Курсоры (Хамуляк) - страница 9


– То есть ты хочешь сказать, что она не талантливая? – обидчиво брякнула Оля.

– Почему же, для той культуры и среды, в которой она живет, наверное, она очень даже талантливая. Но постарайся посмотреть шире, через наш разговор про гусеницу, про язык, который мы с тобой вели. Эта девушка похожа на лысую обезьяну… Не смейся, но это правда. Чуть посимпатичнее, чем вон та или вон тот твой кумир, у которого видно попу и писю через рваные джинсы, – Оля прыснула от смеха и тут же нахмурилась на себя, что не сдержалась, чтоб защитить кумира. – И поет она про глупости, и нет ни смысла, ни рифмы, и всего 15 слов на всю песню. Она одета примитивно – в трусы и лифчик, неужели она в таком виде появляется в детском саду, чтоб забрать ребенка? Или идет на родительское собрание? В магазин? В поликлинику? Навестить маму и папу? Скажи, это эволюция или деградация?

– Ну если рассуждать, как ты, – повысила тон Оля, – то она деградировала. Но при этом при всем она вегетарианка, не курит, не пьет, занимается спортом. – Оля стала зачем-то загибать пальцы. – Она состоит в обществе по защите детей от насилия. Часть своих доходов от продажи песен и дисков эта певица перечисляет в фонд онкобольных, работающий по всему миру. Она…

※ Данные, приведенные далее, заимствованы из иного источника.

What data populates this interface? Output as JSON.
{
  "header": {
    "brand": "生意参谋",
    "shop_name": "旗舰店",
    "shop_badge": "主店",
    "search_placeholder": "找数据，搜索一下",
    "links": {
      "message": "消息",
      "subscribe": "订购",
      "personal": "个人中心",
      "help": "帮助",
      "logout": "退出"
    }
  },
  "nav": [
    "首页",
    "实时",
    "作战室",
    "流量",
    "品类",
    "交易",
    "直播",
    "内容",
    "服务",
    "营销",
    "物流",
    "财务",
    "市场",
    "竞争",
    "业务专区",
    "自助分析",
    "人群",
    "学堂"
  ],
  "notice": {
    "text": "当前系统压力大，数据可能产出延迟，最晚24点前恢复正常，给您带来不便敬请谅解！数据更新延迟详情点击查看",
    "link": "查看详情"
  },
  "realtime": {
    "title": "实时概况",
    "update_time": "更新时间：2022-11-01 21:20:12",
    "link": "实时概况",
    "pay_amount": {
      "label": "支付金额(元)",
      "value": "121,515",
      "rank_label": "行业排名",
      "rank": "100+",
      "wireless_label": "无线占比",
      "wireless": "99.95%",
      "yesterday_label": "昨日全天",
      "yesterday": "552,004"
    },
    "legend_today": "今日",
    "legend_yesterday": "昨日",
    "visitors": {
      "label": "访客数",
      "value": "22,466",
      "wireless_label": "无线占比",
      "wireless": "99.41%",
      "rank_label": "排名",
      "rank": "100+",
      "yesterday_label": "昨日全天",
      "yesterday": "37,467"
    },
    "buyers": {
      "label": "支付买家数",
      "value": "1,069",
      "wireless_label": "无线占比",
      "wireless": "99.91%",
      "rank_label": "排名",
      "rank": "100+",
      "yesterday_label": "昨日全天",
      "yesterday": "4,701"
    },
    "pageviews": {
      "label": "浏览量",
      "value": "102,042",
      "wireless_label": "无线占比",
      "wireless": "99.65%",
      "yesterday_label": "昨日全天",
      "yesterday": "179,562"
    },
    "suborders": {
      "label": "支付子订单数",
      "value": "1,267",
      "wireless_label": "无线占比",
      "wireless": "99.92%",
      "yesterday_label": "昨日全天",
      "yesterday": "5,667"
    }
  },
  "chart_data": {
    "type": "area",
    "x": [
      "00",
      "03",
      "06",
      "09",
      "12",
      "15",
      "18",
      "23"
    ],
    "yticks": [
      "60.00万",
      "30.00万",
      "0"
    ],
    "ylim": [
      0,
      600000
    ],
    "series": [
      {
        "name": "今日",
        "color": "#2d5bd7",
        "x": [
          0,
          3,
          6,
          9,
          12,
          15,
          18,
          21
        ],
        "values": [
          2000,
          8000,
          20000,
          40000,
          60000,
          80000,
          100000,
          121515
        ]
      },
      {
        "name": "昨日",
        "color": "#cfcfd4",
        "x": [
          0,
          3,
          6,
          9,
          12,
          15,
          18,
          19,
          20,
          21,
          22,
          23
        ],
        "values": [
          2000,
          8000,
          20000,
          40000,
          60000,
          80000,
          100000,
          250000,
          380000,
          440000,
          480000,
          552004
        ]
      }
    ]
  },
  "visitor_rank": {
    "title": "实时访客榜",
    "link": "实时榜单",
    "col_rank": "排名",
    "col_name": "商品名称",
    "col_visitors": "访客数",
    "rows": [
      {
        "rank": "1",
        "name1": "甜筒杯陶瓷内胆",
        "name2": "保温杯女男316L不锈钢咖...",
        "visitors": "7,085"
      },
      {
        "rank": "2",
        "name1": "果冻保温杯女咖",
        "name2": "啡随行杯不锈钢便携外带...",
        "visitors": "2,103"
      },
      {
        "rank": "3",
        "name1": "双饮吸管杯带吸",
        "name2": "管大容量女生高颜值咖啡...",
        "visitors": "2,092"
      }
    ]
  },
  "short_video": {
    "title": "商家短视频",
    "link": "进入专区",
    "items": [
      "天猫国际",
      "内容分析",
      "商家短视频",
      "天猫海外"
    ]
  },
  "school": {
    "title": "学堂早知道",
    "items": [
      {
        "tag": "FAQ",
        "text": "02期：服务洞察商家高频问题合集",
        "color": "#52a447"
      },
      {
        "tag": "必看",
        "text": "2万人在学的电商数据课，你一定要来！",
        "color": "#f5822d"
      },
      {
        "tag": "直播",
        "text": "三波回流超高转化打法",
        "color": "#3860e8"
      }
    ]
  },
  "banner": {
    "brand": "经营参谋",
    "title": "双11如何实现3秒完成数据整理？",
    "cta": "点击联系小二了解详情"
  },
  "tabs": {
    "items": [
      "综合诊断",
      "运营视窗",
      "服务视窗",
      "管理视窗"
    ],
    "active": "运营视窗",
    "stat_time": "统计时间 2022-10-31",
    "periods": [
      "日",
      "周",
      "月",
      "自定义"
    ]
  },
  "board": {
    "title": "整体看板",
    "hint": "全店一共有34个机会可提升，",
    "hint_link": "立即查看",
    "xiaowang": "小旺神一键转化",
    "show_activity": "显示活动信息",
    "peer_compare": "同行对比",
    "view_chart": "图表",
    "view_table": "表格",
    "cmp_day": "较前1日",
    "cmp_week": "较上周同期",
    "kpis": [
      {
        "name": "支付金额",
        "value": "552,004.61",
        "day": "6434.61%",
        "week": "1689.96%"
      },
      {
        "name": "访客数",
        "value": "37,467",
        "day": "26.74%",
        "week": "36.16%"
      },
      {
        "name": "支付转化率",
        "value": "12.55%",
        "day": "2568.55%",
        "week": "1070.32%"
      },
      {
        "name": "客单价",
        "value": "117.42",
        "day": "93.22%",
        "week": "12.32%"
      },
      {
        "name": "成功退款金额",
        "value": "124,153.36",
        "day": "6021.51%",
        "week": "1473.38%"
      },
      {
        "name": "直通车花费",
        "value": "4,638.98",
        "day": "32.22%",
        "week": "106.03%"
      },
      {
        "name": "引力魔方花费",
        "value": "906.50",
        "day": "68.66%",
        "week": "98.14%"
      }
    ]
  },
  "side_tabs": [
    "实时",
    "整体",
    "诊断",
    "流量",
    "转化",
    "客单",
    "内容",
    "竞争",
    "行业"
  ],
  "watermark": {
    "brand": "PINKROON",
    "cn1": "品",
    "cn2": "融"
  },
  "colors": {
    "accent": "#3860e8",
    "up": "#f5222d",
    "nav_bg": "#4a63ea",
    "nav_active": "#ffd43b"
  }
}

– Молодец, что сказать, – прервала ее мать. – Но вид у нее, будто она больна и курит, и пьет.

Оля рассмеялась. Это была правда, певица имела весьма престранный, несколько нездоровый вид, хотя ей было около 25 лет.

– Очень важно также, о чем она поет. Это как делать блины. Встанут за жарку блинов тетя Вера и твоя певица, – мать специально включила клип, где певица в неглиже с топором в руке разрубала гроб с фотографией любимого, который, похоже, обидел ее не на шутку, раз та взялась за холодное орудие. – Как ты думаешь, чьи блины получатся лучше и съедобнее? Что каждая вложит в них? Можно ли будет «этим» потом накормить детей, чтоб они выросли здоровыми, добрыми и хорошими? – мать продолжала шутить, хотя видела, что играет с огнем. На лице Оли уже давно иссякали последние капли терпения.

– Слушай, тети Верины блины ни с чем не сравнимы! – все-таки не сдалась Оля и нашла-таки смелый выход из предательского тупика, где черным по белому был начертан ответ: эволюция или инволюция происходила с людьми последние несколько десятков лет.


Оля замолчала. Замолчала и мама. Обе устали. Оля решила, что оставит перепалку об эволюции человечества и его парабощении мировым заговором до следующего раза, когда более основательно подготовится. Мать же украдкой гордилась дочкой, что та так рано, в отличие от нее самой, вступила, пусть и несмело, на путь истинного познания мира и себя через серьезное осмысление опыта.